Uma atitude pró-ativa dos pilotos em situações como essas é não se deixar levar pela expressão “tenho que chegar a qualquer custo no meu destino” ou às pressões exercidas pelos passageiros afinal eles querem chegar inteiros no destino. Saber respeitar os limites de meteorologia em locais desprovidos de informações confiáveis ou procedimentos de pouso por instrumentos é fundamental para a execução de um voo seguro. Em outras palavras, não dá para “forçar a barra”.
O segundo ponto é a ausência de um co-piloto a bordo.

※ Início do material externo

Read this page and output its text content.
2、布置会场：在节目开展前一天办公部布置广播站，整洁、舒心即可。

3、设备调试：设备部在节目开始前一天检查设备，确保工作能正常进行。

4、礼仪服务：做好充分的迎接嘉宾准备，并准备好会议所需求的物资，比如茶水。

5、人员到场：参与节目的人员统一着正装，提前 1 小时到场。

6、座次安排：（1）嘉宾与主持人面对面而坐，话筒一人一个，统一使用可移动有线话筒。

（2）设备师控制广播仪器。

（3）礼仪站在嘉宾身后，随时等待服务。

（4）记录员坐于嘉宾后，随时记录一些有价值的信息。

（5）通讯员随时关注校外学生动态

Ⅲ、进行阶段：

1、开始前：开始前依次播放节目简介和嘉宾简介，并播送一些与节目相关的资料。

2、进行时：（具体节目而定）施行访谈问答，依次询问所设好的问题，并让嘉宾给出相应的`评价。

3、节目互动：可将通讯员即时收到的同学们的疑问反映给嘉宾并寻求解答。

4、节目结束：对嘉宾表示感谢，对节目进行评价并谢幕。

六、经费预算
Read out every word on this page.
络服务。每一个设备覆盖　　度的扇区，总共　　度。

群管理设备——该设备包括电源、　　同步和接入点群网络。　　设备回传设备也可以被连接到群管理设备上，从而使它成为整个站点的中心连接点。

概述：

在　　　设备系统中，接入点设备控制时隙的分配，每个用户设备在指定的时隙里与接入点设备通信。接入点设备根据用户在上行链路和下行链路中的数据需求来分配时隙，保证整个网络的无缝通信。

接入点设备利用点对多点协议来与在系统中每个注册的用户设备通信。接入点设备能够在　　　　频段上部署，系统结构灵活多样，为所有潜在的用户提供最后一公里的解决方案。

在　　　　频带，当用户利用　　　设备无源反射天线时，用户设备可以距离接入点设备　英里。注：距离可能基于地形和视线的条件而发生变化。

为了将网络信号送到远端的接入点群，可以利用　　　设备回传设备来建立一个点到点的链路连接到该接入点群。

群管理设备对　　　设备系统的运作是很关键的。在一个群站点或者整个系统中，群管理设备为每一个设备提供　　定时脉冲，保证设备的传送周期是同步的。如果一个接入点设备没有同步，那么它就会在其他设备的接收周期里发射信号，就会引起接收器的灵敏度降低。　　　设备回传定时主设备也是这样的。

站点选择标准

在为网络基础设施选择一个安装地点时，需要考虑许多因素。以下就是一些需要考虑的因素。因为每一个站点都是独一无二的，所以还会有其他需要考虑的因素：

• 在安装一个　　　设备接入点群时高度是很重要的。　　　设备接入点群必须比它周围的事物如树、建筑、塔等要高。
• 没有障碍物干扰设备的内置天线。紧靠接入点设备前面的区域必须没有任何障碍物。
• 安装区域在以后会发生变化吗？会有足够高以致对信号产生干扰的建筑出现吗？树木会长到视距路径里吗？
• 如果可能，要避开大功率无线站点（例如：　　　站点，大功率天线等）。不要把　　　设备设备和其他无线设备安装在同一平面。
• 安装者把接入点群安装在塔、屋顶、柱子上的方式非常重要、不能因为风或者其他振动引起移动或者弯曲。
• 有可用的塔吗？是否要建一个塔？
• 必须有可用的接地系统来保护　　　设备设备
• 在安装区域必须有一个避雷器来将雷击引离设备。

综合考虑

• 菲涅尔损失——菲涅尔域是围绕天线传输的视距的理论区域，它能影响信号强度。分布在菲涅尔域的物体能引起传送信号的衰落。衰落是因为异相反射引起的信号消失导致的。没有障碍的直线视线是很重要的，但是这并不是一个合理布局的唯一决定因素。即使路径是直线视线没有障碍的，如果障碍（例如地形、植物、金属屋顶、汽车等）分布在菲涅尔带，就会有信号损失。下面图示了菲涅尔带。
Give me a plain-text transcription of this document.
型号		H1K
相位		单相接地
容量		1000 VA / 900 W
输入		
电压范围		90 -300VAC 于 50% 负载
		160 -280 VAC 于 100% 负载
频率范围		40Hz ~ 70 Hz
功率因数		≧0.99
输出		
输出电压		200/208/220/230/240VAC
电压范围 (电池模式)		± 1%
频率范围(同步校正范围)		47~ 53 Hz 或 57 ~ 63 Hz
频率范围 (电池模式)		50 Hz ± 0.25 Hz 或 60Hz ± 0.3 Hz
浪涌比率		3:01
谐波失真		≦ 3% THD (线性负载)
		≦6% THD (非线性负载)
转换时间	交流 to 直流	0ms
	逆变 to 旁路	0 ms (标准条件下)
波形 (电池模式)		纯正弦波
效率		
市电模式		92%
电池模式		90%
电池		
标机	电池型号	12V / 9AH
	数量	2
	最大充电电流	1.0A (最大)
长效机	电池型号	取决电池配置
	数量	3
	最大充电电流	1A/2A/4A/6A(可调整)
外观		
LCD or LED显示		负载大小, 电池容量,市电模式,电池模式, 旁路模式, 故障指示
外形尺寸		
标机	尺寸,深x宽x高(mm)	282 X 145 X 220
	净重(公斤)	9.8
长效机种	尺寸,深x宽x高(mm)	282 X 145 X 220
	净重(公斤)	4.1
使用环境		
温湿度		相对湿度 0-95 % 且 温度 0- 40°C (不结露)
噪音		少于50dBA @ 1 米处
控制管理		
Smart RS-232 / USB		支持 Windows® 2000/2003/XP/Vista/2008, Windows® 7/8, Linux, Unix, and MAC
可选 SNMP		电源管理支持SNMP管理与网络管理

Será que efetivamente um segundo tripulante teria evitado esse desastre. De fato, nunca saberemos. O que temos de concreto é que a autoridade originária certificadora da aeronave a homologou como sendo possível ser pilotada por somente um piloto. É evidente que um segundo piloto a bordo aumentaria o nível de alerta na cabine pois se espera que um piloto eventualmente corrija as possíveis falhas do outro. Com um único piloto a bordo a supervisão de todos os atos inerentes à pilotagem cabem exclusivamente a si próprio e uma decisão tomada de forma errada ficará sem uma contradita que poderia ser a diferença ente um pouso seguro e um acidente.
Fica nítida a ligação entre uma possível condição ruim climática e o fato de haver somente um piloto a bordo. Novamente alertamos, não queremos definir a causa do acidente e somente levantar os pontos importantes que já temos para o debate.
Um terceiro e interessante ponto discutido e levado ao conhecimento do grande público através da mídia televisiva foi a existência de “Procedimentos Mandrake” para pouso naquele aeródromo. Esses procedimentos realmente existem. Todos sabemos! Pilotos, proprietários, autoridades (ainda que neguem) sabem como as coisas funcionam.
Desde que o GPS passou a integrar as cabines de comando das aeronaves, os limites de operação foram extremamente reduzidos na prática. Pilotos podiam marcar coordenadas e voar com precisão até elas realizando seus próprios procedimentos de chegada por instrumentos praticamente em quaisquer localidades desprovidas de uma aproximação IFR.
Com o passar do tempo, essa prática foi se disseminando na comunidade aeronáutica e verdadeiras cartas (não oficiais) passaram a fazer parte dos planejamentos dos voos. Esses procedimentos muitas vezes não respeitam os gabaritos de segurança exigidos para a sua confecção mas são extremamente eficientes em sua grande maioria pois todos os dias acontecem voos nessa região seguindo esses perfis de voo.
Os “Procedimentos Mandrake” nada mais são que procedimentos denominados GPS - RNAV dos grandes aeroportos e que tem um caráter oficial de uso.
Há anos que entidades de classe pedem ao DECEA a criação de procedimentos PINS – Point in Space – para voos IFR nessas regiões aonde os pilotos serão guiados de forma organizada (e não cada um com seu próprio procedimento de chegada) até um ponto de tomada de decisão de prosseguimento ou não do voo.
Esse tipo de procedimento poderia ser mais uma barreira ao que poderia ser um acidente.
Por fim, não podemos deixar de mencionar o que talvez seja o maior dos problemas da aviação: o excesso de confiança. Em 2008 um helicóptero acidentou-se na região e matou 02 dos mais experientes pilotos que ali operavam. Novamente, temos um piloto extremamente experiente e com profundos conhecimentos da localidade morrendo em um acidente. Será que o excesso de confiança em fazer o mesmo trajeto tantas vezes, por tantos anos seguidos nos torna complacentes com a Segurança de Voo? Estudos dizem que sim e que o nível de percepção a um acidente vai caindo com o passar do tempo sem que nada de errado aconteça tanto conosco ou com pessoas ao nosso redor. Isso é do ser humano. Por esse motivo não podemos jamais baixar a guarda quanto aos níveis de segurança determinados nas normas aeronáuticas ou por nós impostas.
Não há nada de errado em ser mais conservador que uma norma publicada. O que não pode acontecer é o inverso. Muitas vezes transgressões à essas normas acontecem sem qualquer problema mas um dia pode dar errado e quando você precisar da margem de segurança que a norma já te oferece poderá ser tarde.
Esses são pontos a serem pensados por todos nós independentemente da aeronave que voamos ou para onde estamos indo.